For a long time in my early 20’s, I read Simple Living-type blog posts religiously. I had loved reading Thoreau’s Walden Pond in college – something about eschewing modern life in favor of an extremely small existence really appealed to me. Some of my favourite bloggers were nomads – one even lived in Antarctica as a janitor on a science base for a year!
Looking back, I can see the draw. I was having a lot of emotional and personal problems, and felt very alone. Though I still love the idea of simplifying my life, back then it seemed more like Running Away to Join the Circus. If it wasn’t donating all my worldly possessions to live in a Tiny Home, it wasn’t Simple Living.
It may sound funny, but that actually took me a long time to realize.

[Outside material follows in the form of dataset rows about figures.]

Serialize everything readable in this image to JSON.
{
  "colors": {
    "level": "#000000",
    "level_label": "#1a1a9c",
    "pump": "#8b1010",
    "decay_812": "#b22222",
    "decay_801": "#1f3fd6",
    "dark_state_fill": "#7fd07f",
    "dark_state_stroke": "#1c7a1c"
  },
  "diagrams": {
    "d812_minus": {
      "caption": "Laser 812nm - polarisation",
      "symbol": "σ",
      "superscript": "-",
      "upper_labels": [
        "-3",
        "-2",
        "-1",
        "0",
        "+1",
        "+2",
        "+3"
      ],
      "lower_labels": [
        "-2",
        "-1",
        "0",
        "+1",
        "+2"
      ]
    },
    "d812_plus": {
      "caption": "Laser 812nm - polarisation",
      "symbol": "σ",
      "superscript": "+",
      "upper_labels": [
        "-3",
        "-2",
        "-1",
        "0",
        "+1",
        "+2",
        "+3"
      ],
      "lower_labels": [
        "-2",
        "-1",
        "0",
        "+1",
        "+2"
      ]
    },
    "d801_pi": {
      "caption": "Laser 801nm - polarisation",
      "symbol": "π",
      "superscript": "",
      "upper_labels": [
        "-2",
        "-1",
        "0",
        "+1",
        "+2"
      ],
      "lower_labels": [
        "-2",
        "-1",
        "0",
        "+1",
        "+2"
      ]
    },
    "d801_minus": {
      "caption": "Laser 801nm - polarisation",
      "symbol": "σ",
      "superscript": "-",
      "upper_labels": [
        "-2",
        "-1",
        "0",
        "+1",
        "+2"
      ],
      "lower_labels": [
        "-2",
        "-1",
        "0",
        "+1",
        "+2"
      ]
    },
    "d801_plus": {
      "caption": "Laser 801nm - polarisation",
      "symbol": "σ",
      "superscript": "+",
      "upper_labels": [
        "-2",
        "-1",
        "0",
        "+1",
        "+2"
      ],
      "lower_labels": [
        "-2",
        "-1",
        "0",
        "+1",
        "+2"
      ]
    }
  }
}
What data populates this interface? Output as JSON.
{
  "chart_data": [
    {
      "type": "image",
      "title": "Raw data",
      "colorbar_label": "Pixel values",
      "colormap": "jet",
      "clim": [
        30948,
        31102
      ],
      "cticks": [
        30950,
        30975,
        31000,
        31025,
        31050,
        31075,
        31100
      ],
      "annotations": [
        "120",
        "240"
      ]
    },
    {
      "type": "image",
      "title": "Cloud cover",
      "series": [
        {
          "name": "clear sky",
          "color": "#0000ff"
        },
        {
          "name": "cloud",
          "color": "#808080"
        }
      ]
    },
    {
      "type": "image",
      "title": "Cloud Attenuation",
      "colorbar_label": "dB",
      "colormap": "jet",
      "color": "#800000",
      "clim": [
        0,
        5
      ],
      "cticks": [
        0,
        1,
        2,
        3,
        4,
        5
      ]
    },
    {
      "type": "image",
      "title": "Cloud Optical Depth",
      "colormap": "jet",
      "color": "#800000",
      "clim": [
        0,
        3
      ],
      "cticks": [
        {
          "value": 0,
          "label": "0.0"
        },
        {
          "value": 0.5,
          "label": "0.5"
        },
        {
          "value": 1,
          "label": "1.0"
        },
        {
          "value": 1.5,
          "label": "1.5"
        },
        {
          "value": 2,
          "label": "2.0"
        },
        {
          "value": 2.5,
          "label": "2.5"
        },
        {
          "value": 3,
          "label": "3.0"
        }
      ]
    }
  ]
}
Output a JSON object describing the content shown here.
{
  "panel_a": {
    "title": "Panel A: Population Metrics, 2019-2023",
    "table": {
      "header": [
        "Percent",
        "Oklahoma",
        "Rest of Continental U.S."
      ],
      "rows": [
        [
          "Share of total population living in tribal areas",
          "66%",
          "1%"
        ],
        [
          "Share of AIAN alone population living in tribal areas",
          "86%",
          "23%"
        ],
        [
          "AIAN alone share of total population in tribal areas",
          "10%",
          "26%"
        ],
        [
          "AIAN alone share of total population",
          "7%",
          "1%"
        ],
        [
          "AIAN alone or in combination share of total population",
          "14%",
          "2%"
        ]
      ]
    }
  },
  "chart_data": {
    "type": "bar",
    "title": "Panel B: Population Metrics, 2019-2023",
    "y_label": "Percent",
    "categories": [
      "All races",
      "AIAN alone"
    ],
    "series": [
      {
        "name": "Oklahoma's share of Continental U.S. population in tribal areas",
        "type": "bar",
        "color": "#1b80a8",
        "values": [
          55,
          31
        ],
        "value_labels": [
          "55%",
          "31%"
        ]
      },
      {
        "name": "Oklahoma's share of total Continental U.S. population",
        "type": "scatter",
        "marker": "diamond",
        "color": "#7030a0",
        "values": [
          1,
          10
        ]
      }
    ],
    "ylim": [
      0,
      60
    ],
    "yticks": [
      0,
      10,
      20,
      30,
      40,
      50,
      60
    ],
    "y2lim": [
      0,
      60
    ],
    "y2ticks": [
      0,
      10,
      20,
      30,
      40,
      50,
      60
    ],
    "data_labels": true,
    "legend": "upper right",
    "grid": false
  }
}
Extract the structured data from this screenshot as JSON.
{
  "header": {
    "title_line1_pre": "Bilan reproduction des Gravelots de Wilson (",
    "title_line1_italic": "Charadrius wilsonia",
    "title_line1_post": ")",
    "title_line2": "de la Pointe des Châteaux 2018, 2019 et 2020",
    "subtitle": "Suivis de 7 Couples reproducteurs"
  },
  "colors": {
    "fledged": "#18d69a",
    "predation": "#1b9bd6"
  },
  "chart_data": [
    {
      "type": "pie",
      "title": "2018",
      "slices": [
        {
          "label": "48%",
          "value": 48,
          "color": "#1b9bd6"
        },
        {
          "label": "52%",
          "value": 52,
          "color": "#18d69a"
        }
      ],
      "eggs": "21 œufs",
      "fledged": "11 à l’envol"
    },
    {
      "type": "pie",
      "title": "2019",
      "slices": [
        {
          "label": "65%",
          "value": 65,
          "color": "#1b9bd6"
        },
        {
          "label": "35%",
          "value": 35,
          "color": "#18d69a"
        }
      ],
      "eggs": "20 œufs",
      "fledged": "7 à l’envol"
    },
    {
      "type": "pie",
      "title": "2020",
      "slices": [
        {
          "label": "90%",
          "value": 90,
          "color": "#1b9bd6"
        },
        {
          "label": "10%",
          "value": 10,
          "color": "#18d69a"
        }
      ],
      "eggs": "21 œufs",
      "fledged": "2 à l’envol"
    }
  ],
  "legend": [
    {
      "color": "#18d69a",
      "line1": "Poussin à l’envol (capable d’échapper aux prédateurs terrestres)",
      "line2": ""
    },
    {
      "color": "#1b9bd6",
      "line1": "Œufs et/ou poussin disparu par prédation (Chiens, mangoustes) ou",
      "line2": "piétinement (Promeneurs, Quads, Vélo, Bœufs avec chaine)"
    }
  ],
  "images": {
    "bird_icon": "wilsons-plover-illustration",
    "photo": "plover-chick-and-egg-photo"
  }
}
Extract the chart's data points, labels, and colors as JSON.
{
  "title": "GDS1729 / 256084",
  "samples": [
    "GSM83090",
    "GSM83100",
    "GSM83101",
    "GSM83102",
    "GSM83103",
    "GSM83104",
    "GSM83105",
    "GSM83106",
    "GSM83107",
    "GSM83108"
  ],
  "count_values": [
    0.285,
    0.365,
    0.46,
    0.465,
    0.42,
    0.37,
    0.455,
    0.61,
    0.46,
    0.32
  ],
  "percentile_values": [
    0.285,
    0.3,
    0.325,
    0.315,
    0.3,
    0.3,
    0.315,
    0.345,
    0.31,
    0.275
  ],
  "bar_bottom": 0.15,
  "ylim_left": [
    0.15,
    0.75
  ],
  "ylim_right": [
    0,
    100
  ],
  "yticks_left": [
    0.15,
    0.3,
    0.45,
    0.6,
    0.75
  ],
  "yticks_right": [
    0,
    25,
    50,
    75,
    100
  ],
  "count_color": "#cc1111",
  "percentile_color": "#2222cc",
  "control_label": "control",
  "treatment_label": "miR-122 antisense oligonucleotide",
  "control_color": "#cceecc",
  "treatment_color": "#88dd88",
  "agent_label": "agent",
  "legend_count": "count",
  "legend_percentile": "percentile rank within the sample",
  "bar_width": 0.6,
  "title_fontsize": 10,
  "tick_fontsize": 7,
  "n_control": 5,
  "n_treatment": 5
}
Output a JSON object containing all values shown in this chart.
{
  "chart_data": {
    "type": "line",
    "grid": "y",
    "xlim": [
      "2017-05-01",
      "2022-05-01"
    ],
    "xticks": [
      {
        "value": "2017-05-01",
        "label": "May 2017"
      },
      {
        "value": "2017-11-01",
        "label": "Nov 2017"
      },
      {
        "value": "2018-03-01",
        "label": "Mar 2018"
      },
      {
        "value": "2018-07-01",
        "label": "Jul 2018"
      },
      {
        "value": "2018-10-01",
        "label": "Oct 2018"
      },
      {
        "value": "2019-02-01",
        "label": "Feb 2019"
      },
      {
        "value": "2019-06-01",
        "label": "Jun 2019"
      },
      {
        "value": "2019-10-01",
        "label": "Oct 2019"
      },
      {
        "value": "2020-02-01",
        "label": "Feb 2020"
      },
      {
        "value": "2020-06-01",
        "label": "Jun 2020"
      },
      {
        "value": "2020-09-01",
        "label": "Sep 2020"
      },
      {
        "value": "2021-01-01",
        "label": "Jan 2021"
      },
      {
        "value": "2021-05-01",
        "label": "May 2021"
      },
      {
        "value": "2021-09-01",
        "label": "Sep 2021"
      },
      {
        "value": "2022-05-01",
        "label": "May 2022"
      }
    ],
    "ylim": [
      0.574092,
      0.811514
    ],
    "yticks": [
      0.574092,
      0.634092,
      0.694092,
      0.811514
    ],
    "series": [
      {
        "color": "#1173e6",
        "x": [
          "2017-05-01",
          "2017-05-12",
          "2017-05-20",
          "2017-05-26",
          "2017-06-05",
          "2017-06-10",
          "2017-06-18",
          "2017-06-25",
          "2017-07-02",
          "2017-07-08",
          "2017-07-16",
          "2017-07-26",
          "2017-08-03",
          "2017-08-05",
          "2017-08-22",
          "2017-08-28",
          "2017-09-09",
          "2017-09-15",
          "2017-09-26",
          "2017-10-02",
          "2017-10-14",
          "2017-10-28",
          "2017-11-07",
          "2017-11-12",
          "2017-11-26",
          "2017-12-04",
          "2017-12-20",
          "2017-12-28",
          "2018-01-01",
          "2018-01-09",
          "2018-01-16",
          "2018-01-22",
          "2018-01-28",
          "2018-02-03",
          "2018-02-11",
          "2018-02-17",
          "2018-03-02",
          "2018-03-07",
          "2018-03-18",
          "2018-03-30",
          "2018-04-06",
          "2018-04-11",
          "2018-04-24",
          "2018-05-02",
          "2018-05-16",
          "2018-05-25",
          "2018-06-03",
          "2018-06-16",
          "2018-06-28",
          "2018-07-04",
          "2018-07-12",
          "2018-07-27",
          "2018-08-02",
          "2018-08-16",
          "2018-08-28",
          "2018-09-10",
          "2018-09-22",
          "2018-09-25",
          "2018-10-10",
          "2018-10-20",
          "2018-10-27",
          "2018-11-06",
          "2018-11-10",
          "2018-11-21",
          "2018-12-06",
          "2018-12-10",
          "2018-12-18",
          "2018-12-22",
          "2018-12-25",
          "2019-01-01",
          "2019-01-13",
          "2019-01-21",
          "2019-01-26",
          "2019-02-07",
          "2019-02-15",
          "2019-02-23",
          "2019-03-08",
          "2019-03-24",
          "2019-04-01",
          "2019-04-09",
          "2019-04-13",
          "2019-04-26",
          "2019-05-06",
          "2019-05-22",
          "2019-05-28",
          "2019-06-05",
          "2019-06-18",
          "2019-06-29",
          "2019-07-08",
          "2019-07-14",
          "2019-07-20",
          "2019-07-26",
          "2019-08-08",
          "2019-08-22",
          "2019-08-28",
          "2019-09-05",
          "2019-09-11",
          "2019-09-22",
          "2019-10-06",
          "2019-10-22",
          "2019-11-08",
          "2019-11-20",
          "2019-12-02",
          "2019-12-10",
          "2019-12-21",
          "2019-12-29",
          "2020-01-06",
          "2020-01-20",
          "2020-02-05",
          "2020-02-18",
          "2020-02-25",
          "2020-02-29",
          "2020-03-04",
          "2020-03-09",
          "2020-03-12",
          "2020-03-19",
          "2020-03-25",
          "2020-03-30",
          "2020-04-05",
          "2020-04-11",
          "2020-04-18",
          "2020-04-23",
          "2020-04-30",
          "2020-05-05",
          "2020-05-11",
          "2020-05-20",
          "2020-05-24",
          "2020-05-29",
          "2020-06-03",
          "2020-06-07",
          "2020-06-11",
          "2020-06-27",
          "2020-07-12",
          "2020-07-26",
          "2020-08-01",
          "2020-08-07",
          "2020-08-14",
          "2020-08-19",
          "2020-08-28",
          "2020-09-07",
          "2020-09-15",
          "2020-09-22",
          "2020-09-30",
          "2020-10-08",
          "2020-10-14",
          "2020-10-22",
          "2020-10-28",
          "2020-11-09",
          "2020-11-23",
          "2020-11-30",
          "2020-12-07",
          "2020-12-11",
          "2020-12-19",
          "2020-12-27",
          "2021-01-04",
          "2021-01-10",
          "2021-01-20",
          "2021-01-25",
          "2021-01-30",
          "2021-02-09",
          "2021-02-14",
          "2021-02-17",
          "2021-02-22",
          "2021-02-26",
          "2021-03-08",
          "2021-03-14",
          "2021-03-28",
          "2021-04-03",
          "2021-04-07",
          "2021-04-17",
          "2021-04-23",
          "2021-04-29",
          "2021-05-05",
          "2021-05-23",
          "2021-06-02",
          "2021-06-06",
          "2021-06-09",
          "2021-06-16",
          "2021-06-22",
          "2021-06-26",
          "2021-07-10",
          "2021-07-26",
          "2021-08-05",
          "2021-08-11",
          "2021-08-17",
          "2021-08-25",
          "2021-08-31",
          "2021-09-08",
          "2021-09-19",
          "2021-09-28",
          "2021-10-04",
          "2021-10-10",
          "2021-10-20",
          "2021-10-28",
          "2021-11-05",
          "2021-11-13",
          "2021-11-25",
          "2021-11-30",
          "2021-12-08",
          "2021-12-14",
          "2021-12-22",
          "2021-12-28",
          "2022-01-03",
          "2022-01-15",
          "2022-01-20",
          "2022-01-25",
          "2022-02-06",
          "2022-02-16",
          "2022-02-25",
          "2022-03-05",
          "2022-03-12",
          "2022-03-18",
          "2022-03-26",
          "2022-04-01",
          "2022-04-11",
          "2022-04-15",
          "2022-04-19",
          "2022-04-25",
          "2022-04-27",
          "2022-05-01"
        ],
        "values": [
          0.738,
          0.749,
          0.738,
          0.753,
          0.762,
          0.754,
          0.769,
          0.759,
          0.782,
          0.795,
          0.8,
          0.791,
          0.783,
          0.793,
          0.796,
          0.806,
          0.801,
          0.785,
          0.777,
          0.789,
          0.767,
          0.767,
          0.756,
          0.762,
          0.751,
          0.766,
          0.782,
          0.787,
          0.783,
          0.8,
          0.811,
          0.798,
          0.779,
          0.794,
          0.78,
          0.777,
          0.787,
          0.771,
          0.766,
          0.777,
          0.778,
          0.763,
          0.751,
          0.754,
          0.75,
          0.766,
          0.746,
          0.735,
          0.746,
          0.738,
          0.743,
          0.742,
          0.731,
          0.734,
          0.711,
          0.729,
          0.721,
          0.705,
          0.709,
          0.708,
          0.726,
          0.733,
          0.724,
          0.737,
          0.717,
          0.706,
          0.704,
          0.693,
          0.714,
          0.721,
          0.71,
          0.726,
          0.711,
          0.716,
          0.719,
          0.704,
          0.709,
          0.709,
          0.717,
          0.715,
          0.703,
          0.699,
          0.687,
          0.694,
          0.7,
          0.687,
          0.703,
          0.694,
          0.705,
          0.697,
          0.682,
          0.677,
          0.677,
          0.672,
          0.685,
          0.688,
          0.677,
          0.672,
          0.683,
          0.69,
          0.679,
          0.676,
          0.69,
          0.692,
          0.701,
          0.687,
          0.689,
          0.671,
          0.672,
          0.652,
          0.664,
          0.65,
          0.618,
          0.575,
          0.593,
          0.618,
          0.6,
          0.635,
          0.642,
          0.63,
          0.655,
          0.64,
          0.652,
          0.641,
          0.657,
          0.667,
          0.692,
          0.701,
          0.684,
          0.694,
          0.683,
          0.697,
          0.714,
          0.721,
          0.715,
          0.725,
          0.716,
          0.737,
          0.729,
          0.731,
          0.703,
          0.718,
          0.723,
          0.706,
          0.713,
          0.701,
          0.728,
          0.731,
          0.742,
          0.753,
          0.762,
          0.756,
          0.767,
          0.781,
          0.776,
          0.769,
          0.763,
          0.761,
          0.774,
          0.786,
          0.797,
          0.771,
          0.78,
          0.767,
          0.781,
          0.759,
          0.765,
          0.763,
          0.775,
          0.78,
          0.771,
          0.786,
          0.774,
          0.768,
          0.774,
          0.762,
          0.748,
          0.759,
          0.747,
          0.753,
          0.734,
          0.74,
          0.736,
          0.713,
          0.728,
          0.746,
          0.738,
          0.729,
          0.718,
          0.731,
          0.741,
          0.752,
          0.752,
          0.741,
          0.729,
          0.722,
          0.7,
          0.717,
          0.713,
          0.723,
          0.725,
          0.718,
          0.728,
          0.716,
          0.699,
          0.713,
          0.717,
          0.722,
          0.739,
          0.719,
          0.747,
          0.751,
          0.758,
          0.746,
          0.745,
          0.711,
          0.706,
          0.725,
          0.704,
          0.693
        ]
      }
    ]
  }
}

For years I felt so conflicted – I loved the life I was building with my wife, and for myself, but I felt a lot of sadness when I realized that I wouldn’t be spending my days in a Yurt, living off the grid. I used to think that it was because that wasn’t a shared dream, between my wife and I. It took a bit longer to come around to the reality:
I do. I love my life. Living with modern conveniences adds to my quality of life, and brings me opportunities that I want to keep, not to mention the time it saves that I can spend on other pursuits. It took a lot of self-awareness (and more than a bit of self-kindness) to accept that I am a person very prone to black-and-white, all-or-nothing thinking. Embracing that part of me has allowed me to work with my Self to create the changes I want in my life.
Despite what the majority of Simplicity Advocates might say, I can in fact have a simple life in my suburban home. I get to choose what Simple Living means to me, and how to make it happen in my life.